A Prefeitura de Campo Grande está em 'guerra' judicial com o Consórcio Guaicurus, que opera o transporte público da cidade. O Consórcio busca um reajuste tarifário e a revisão do contrato, alegando desequilíbrio econômico e risco de greve dos trabalhadores. A Justiça determinou, em caráter liminar, o reajuste da tarifa e a revisão contratual.

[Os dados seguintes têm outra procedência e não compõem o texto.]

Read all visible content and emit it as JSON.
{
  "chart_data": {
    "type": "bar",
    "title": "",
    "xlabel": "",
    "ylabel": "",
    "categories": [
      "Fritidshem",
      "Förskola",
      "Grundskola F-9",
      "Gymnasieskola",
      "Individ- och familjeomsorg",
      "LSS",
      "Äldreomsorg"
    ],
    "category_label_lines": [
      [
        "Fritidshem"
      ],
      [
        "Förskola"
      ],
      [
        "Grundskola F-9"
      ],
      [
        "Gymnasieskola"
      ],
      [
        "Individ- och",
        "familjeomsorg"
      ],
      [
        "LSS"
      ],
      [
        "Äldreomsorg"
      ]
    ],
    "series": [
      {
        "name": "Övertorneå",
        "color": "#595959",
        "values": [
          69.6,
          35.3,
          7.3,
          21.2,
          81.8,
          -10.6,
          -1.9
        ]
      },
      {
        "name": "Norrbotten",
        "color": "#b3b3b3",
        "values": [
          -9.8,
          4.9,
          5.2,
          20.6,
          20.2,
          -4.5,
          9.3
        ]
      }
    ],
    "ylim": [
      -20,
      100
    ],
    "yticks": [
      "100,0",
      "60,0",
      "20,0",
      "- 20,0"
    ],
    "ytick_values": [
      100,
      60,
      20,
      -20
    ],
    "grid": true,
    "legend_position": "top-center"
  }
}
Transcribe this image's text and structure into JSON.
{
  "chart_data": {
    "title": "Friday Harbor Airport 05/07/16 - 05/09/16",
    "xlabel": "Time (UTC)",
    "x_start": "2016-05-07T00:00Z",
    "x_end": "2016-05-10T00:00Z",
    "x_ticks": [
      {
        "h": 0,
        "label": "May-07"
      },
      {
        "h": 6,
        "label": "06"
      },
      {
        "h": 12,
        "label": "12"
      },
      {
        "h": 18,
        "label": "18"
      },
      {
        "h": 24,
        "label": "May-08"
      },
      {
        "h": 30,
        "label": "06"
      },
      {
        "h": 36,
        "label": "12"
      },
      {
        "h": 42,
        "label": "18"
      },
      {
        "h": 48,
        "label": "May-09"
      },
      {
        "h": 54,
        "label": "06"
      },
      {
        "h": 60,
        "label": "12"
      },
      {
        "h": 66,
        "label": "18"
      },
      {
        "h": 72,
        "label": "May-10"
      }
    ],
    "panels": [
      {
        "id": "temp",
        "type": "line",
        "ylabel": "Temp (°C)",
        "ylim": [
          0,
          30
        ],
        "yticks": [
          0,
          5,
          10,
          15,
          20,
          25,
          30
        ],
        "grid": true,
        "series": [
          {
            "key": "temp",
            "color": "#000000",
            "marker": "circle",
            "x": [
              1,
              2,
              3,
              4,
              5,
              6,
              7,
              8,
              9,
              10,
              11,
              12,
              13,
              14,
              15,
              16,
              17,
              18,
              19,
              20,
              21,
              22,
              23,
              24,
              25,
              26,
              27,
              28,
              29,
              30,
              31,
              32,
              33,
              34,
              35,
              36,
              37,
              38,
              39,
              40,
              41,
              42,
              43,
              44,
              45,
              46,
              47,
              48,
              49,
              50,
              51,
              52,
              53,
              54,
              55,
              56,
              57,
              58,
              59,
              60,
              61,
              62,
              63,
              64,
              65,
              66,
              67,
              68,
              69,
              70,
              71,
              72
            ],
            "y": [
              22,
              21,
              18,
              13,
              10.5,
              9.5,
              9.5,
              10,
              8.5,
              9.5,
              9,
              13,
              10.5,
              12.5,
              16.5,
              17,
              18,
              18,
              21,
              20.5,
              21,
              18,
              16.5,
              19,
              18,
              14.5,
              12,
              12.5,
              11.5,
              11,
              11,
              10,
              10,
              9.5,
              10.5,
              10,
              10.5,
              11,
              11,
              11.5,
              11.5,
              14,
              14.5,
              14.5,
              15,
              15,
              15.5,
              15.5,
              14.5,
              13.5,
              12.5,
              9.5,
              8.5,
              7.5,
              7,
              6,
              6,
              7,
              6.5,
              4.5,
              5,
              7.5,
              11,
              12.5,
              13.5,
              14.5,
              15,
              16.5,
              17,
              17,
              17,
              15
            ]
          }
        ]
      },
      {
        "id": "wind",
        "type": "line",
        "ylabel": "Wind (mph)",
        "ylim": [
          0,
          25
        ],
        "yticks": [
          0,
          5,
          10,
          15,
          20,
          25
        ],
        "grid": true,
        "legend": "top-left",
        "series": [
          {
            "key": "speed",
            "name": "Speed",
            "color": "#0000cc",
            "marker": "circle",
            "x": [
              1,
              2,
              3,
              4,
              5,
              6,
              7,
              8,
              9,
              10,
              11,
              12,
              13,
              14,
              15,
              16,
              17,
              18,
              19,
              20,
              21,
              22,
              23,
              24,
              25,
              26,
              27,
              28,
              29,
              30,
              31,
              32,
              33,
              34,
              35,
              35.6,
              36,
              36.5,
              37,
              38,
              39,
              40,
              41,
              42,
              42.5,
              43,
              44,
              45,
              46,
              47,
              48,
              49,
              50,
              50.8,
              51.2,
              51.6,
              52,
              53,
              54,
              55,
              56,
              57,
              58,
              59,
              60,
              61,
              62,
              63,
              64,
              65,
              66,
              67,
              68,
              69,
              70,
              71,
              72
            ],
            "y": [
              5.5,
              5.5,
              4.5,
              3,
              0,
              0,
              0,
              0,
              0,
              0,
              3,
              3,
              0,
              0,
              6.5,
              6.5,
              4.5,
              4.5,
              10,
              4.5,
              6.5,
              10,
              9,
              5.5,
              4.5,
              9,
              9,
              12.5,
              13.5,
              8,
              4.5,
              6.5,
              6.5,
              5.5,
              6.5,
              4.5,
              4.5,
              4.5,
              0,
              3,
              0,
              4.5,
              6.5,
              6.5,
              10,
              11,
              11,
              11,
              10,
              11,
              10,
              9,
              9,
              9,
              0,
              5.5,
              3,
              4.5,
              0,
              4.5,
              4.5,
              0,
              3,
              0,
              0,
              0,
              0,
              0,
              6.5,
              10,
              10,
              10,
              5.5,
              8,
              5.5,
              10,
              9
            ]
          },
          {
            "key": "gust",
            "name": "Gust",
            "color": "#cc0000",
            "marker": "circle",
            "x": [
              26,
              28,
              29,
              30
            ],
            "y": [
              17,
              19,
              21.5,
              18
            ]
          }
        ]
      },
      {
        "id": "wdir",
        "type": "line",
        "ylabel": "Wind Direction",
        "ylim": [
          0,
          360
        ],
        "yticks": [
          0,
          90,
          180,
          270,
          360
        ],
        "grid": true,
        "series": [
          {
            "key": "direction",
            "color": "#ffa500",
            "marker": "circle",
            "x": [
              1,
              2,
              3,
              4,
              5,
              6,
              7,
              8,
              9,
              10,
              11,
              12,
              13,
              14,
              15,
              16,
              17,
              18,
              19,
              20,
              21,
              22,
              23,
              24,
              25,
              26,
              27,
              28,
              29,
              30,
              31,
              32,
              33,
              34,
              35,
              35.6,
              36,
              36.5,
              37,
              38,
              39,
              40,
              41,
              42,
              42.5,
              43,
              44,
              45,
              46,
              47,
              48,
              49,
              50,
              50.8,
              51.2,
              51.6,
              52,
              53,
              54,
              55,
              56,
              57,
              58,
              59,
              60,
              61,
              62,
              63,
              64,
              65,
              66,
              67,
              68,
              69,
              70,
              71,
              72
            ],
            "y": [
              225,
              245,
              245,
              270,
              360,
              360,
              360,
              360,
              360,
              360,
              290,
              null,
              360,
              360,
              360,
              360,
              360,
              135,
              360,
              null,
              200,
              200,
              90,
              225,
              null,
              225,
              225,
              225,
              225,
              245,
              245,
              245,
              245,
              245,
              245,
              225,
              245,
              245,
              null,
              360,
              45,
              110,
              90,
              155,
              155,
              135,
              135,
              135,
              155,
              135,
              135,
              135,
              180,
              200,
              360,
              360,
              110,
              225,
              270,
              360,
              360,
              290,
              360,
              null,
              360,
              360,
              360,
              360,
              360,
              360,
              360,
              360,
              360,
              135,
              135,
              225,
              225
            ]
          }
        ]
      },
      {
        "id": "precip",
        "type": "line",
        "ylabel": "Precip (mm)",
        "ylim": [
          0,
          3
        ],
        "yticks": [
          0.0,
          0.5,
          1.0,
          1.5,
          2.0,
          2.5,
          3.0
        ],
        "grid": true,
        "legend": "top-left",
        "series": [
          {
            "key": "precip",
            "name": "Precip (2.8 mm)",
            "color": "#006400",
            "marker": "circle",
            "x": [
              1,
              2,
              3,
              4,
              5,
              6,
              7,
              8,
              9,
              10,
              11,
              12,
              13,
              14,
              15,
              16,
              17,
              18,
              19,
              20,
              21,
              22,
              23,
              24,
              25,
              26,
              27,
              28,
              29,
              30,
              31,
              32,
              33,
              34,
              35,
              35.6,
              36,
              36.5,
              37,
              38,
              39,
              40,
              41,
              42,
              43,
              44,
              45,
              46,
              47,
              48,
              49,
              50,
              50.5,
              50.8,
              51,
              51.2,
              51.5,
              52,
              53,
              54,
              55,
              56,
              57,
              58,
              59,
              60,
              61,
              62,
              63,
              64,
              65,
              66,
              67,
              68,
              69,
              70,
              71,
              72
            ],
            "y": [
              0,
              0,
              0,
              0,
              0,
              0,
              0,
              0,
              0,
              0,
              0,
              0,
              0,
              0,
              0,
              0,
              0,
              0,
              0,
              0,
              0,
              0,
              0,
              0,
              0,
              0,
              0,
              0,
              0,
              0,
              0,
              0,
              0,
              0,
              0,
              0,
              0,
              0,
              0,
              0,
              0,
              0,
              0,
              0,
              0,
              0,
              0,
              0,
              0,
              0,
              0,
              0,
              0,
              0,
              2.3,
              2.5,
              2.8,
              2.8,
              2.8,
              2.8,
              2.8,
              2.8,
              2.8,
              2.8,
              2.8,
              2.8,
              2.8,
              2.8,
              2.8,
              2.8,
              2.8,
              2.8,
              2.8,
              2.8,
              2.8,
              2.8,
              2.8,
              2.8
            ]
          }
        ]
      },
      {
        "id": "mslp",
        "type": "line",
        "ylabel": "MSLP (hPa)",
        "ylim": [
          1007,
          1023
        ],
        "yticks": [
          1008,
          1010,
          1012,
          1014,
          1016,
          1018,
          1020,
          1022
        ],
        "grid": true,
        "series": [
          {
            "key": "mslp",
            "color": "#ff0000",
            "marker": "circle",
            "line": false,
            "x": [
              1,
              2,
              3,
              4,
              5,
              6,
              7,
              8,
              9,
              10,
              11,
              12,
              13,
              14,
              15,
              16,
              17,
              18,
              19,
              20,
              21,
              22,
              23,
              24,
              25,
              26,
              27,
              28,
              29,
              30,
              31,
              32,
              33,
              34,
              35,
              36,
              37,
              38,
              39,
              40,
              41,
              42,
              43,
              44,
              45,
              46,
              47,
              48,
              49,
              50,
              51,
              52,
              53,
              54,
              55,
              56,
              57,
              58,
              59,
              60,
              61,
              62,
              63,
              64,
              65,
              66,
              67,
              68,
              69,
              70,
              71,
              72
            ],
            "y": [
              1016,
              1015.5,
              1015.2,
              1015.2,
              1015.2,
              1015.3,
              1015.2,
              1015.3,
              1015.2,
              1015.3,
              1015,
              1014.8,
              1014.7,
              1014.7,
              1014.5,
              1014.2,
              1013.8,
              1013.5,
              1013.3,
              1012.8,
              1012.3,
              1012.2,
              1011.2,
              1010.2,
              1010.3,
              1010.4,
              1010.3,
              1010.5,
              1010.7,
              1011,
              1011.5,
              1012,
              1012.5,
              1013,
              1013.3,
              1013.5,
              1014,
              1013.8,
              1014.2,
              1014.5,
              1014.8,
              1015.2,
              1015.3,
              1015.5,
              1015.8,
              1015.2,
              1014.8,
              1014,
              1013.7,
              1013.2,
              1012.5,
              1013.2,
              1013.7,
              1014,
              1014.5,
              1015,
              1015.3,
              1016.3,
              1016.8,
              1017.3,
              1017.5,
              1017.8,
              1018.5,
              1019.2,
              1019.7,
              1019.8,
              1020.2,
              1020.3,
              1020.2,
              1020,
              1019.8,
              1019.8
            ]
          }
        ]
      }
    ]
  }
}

A Procuradoria da Prefeitura apontou vários descumprimentos por parte do Consórcio. Segundo a Procuradoria, o Consórcio não respeitou a data-base de outubro de 2023 para o reajuste tarifário anual. Além disso, a variação percentual do salário do motorista não foi apresentada a tempo pelo Consórcio, impedindo a Agereg de calcular o reajuste anual.
Em 12 de dezembro de 2023, o Conselho de Regulação aprovou a tarifa técnica do transporte coletivo de Campo Grande no valor de R$ 5,95. Houve um aumento de R$ 0,15 em relação à tarifa técnica anterior. No entanto, o valor que será cobrado dos passageiros seria definido exclusivamente pelo Município de Campo Grande, que atualmente é de R$ 4,65.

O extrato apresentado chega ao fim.